If Trump’s showing-but-not-showing of his divestment forms takes Gitelman’s work to its absurd limit, his lawyer Michael Cohen’s recent Tweet of his passport’s front cover is even more ludicrous: the picture of the closed passport somehow proves that Cohen could not have possibly been in Prague in August to collude with Russian leadership, as alleged by the unverified intelligence. (Some have noted that looking inside would not be fruitful anyway, since it was unlikely to have been stamped.) While our inability to even choose to look inside is as much a consequence of how our physical vantage to the document limits our access to it as it is of the Trump administration’s active efforts to conceal, our distance is not accidental, nor are their efforts to traverse authentic.

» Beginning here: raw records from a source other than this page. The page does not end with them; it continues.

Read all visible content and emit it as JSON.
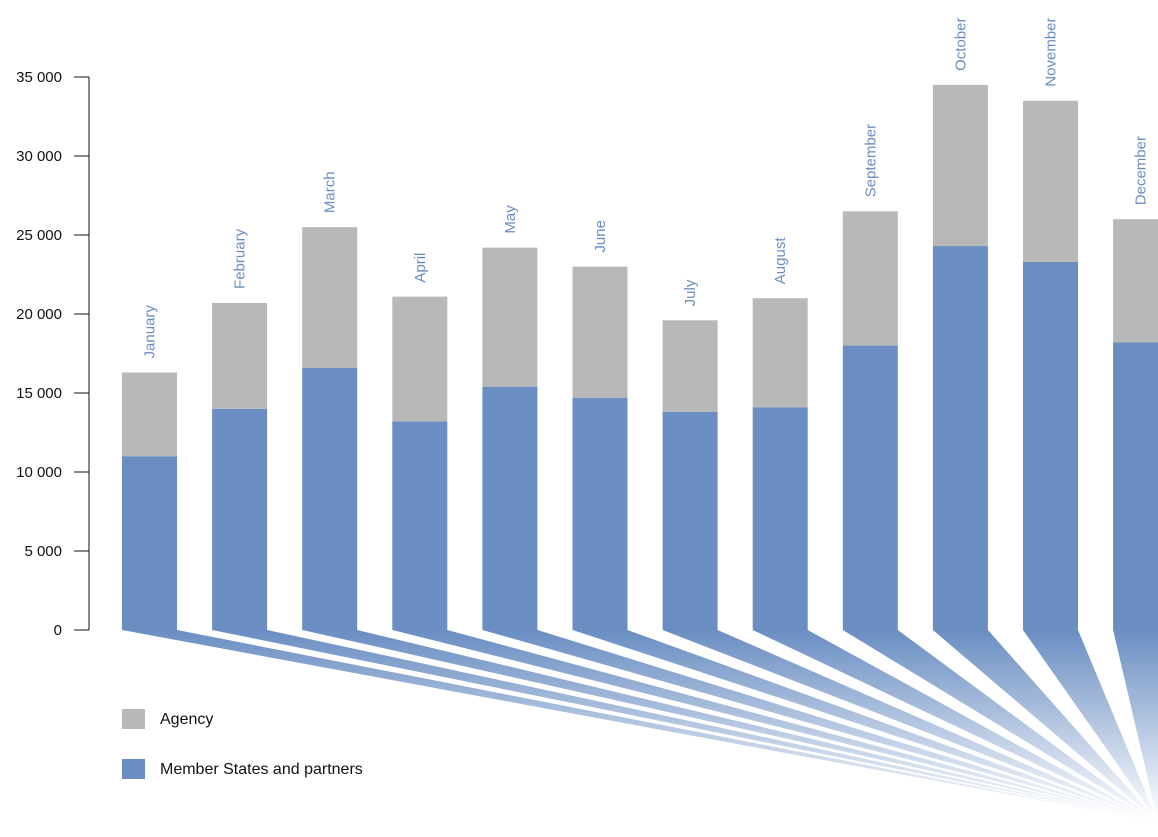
{
  "chart_data": {
    "type": "bar",
    "stacked": true,
    "categories": [
      "January",
      "February",
      "March",
      "April",
      "May",
      "June",
      "July",
      "August",
      "September",
      "October",
      "November",
      "December"
    ],
    "series": [
      {
        "name": "Member States and partners",
        "color": "#6a8ec2",
        "values": [
          11000,
          14000,
          16600,
          13200,
          15400,
          14700,
          13800,
          14100,
          18000,
          24300,
          23300,
          18200
        ]
      },
      {
        "name": "Agency",
        "color": "#b8b8b8",
        "values": [
          5300,
          6700,
          8900,
          7900,
          8800,
          8300,
          5800,
          6900,
          8500,
          10200,
          10200,
          7800
        ]
      }
    ],
    "ylim": [
      0,
      35000
    ],
    "yticks": [
      0,
      5000,
      10000,
      15000,
      20000,
      25000,
      30000,
      35000
    ],
    "ytick_labels": [
      "0",
      "5 000",
      "10 000",
      "15 000",
      "20 000",
      "25 000",
      "30 000",
      "35 000"
    ],
    "legend": {
      "position": "bottom-left",
      "items": [
        {
          "label": "Agency",
          "color": "#b8b8b8"
        },
        {
          "label": "Member States and partners",
          "color": "#6a8ec2"
        }
      ]
    },
    "category_label_color": "#6a8ec2",
    "decoration_color": "#6a8ec2",
    "grid": false
  }
}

Trump’s manila folder production highlights that access to truth about Trump is a media issue, in all senses of the word. When the press and the people do not have access to the documents themselves, we cannot determine what was or wasn’t in them. Trump, or those close to him, know that. They have done their best to make the press’s access to question him a hot commodity. They would prefer that the American people accept the delusion that he offers supposedly unmediated access through his Tweets. This duplicity transcends, even, planted cheering audience members or refusing to take a journalists’ questions. We must not stop demanding plans, demanding figures, demanding documents and documentation. Further, we must take care to distinguish the showmanship of publicity from bona-fide transparency. We should have our doubts on file.